Citizenship and National Inclusion and Exclusion: Schooling for Immigrants and Minorities in 19th- and 20th-Century Europe and America

AHA Session 265
Saturday, January 7, 2017: 3:30 PM-5:00 PM
Centennial Ballroom B (Hyatt Regency Denver, Third Floor)
Chair:
Hilary Nicole Green, University of Alabama
Papers:

Session Abstract

By the nineteenth century, compulsory schooling had spread across Europe and and North America. In theory, all citizens needed an education in order to be productive members of society. Yet, as schooling became a basic civil right, governments across the West differentiated between children based on citizenship, race, and/or ethnicity. According to some governments, not all children had the same rights. These governments forced some children to assimilate and limited others’ classroom participation.

Mishio Yamanaka explores how African Americans across the United States demanded access to white-only public schools after the Civil War and the ways in which local community activism led to the congressional civil rights debate in the late nineteenth century. She illustrates how the extreme white resistance to racially mixed schools foreshadowed the development of the Jim Crow laws at the turn of the twentieth century.

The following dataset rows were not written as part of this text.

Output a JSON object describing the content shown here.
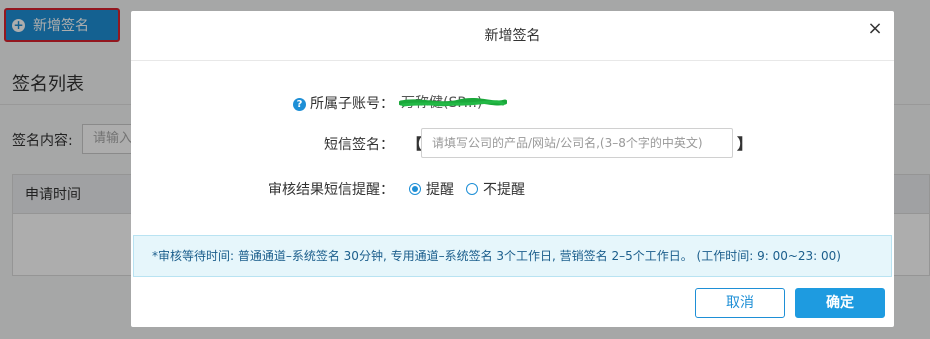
{
  "background": {
    "add_button_label": "新增签名",
    "list_title": "签名列表",
    "filter_label": "签名内容:",
    "filter_placeholder": "请输入",
    "table_header_col1": "申请时间"
  },
  "modal": {
    "title": "新增签名",
    "close_label": "×",
    "account_label": "所属子账号：",
    "account_value": "万称健(SP...)",
    "sign_label": "短信签名：",
    "bracket_left": "【",
    "bracket_right": "】",
    "sign_placeholder": "请填写公司的产品/网站/公司名,(3–8个字的中英文)",
    "sms_notify_label": "审核结果短信提醒：",
    "radio_on_label": "提醒",
    "radio_off_label": "不提醒",
    "notice": "*审核等待时间: 普通通道–系统签名 30分钟, 专用通道–系统签名 3个工作日, 营销签名 2–5个工作日。 (工作时间: 9: 00~23: 00)",
    "cancel_label": "取消",
    "confirm_label": "确定"
  },
  "colors": {
    "accent": "#1e8fd6",
    "highlight_border": "#d9232e",
    "scribble": "#1aa83a"
  },
  "icons": {
    "plus": "plus-circle-icon",
    "help": "question-circle-icon",
    "close": "close-icon"
  }
}
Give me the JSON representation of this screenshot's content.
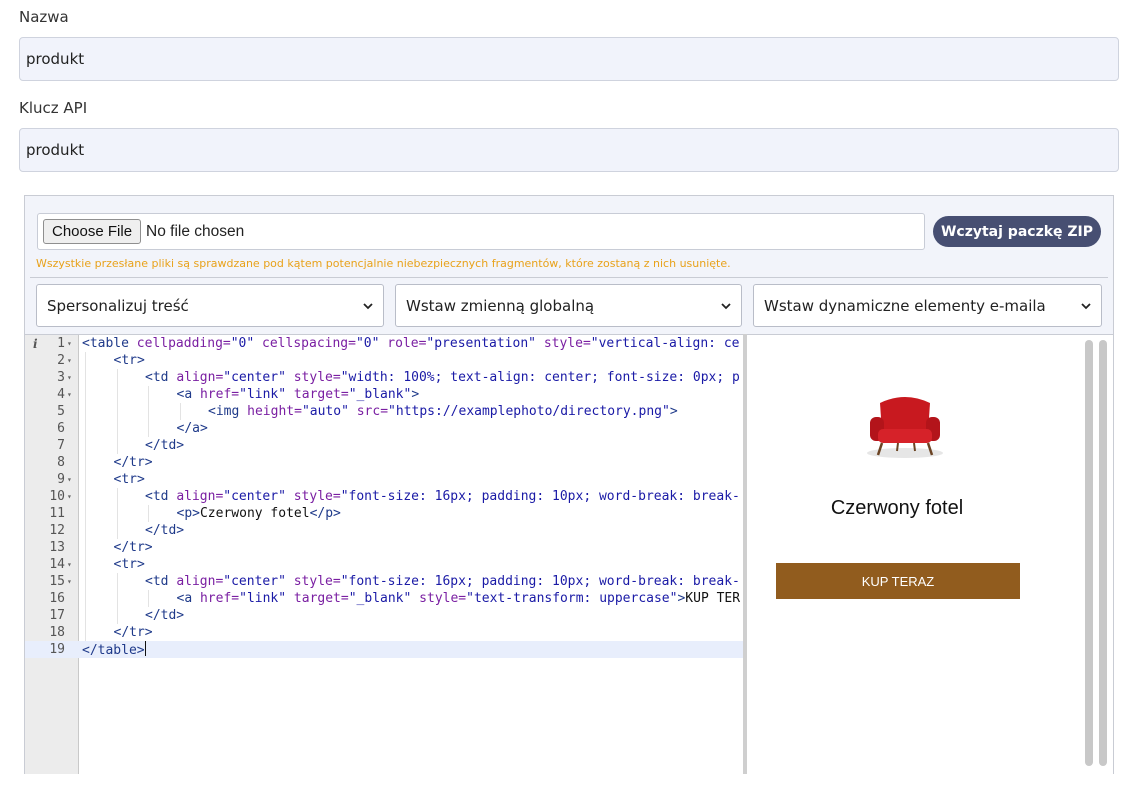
{
  "form": {
    "name_label": "Nazwa",
    "name_value": "produkt",
    "api_key_label": "Klucz API",
    "api_key_value": "produkt"
  },
  "upload": {
    "choose_file_label": "Choose File",
    "no_file_text": "No file chosen",
    "load_zip_button": "Wczytaj paczkę ZIP",
    "warning_text": "Wszystkie przesłane pliki są sprawdzane pod kątem potencjalnie niebezpiecznych fragmentów, które zostaną z nich usunięte.",
    "warning_color": "#e8a21b",
    "button_color": "#474f72"
  },
  "selects": {
    "personalize": "Spersonalizuj treść",
    "global_variable": "Wstaw zmienną globalną",
    "dynamic_elements": "Wstaw dynamiczne elementy e-maila"
  },
  "editor": {
    "info_icon_text": "i",
    "lines": [
      {
        "n": "1",
        "fold": true,
        "indent": 0,
        "html": "<span class='tag'>&lt;table</span> <span class='attr'>cellpadding=</span><span class='str'>\"0\"</span> <span class='attr'>cellspacing=</span><span class='str'>\"0\"</span> <span class='attr'>role=</span><span class='str'>\"presentation\"</span> <span class='attr'>style=</span><span class='str'>\"vertical-align: ce</span>"
      },
      {
        "n": "2",
        "fold": true,
        "indent": 1,
        "html": "<span class='tag'>&lt;tr&gt;</span>"
      },
      {
        "n": "3",
        "fold": true,
        "indent": 2,
        "html": "<span class='tag'>&lt;td</span> <span class='attr'>align=</span><span class='str'>\"center\"</span> <span class='attr'>style=</span><span class='str'>\"width: 100%; text-align: center; font-size: 0px; p</span>"
      },
      {
        "n": "4",
        "fold": true,
        "indent": 3,
        "html": "<span class='tag'>&lt;a</span> <span class='attr'>href=</span><span class='str'>\"link\"</span> <span class='attr'>target=</span><span class='str'>\"_blank\"</span><span class='tag'>&gt;</span>"
      },
      {
        "n": "5",
        "fold": false,
        "indent": 4,
        "html": "<span class='tag'>&lt;img</span> <span class='attr'>height=</span><span class='str'>\"auto\"</span> <span class='attr'>src=</span><span class='str'>\"https://examplephoto/directory.png\"</span><span class='tag'>&gt;</span>"
      },
      {
        "n": "6",
        "fold": false,
        "indent": 3,
        "html": "<span class='tag'>&lt;/a&gt;</span>"
      },
      {
        "n": "7",
        "fold": false,
        "indent": 2,
        "html": "<span class='tag'>&lt;/td&gt;</span>"
      },
      {
        "n": "8",
        "fold": false,
        "indent": 1,
        "html": "<span class='tag'>&lt;/tr&gt;</span>"
      },
      {
        "n": "9",
        "fold": true,
        "indent": 1,
        "html": "<span class='tag'>&lt;tr&gt;</span>"
      },
      {
        "n": "10",
        "fold": true,
        "indent": 2,
        "html": "<span class='tag'>&lt;td</span> <span class='attr'>align=</span><span class='str'>\"center\"</span> <span class='attr'>style=</span><span class='str'>\"font-size: 16px; padding: 10px; word-break: break-</span>"
      },
      {
        "n": "11",
        "fold": false,
        "indent": 3,
        "html": "<span class='tag'>&lt;p&gt;</span><span class='txt'>Czerwony fotel</span><span class='tag'>&lt;/p&gt;</span>"
      },
      {
        "n": "12",
        "fold": false,
        "indent": 2,
        "html": "<span class='tag'>&lt;/td&gt;</span>"
      },
      {
        "n": "13",
        "fold": false,
        "indent": 1,
        "html": "<span class='tag'>&lt;/tr&gt;</span>"
      },
      {
        "n": "14",
        "fold": true,
        "indent": 1,
        "html": "<span class='tag'>&lt;tr&gt;</span>"
      },
      {
        "n": "15",
        "fold": true,
        "indent": 2,
        "html": "<span class='tag'>&lt;td</span> <span class='attr'>align=</span><span class='str'>\"center\"</span> <span class='attr'>style=</span><span class='str'>\"font-size: 16px; padding: 10px; word-break: break-</span>"
      },
      {
        "n": "16",
        "fold": false,
        "indent": 3,
        "html": "<span class='tag'>&lt;a</span> <span class='attr'>href=</span><span class='str'>\"link\"</span> <span class='attr'>target=</span><span class='str'>\"_blank\"</span> <span class='attr'>style=</span><span class='str'>\"text-transform: uppercase\"</span><span class='tag'>&gt;</span><span class='txt'>KUP TER</span>"
      },
      {
        "n": "17",
        "fold": false,
        "indent": 2,
        "html": "<span class='tag'>&lt;/td&gt;</span>"
      },
      {
        "n": "18",
        "fold": false,
        "indent": 1,
        "html": "<span class='tag'>&lt;/tr&gt;</span>"
      },
      {
        "n": "19",
        "fold": false,
        "indent": 0,
        "active": true,
        "html": "<span class='tag'>&lt;/table&gt;</span><span class='cursor'></span>"
      }
    ]
  },
  "preview": {
    "image_icon": "red-armchair",
    "title": "Czerwony fotel",
    "button_label": "KUP TERAZ",
    "button_color": "#915c1e"
  }
}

Where Yamanaka sheds light on the process of exclusion, Laura Walikainen Rouleau discusses immigrants’ assimilation through physical education and hygiene programs in public schools in the early twentieth century. Using public school locker rooms as a lens, she demonstrates how working class children, who were often from immigrant families, experienced Americanization by being taught to cleanse and care for their bodies at school.

These debates over inclusion and exclusion continued on both sides of the Atlantic through the twentieth century. Laura Brade demonstrates that story with an analysis of how, in the 1930s and 1940s, the Czech government exile in England attempted to educate its citizens to be Czech even as the Nazi occupation government taught racial superiority and removed Jewish children from schools. The end of WWII and the advent of the United Nations supposedly heralded an age of human rights in which all children were supposed to have the right to education. Yet, as Brittany Lehman discusses, the questions of classroom diversity or segregation continued. In West Berlin in the 1980s, the Education Administration, after trying out the US system of bussing, decided to implement classroom quotas for non-Germans based on citizenship.

Despite being decades and an ocean apart, the different governments discussed in each of these four papers took each other’s practices into account as they formulated their education laws. The politicians and administrations involved were aware of one another’s examples as they determined who precisely had a right to education and what shape that education should take. At the center of those debates was the question of who had more or less rights, a question that influenced where governments spend their money, frequently determining future choices based on citizenship status, skin color, ethnicity, or religion - each markers for the supposed value of the child.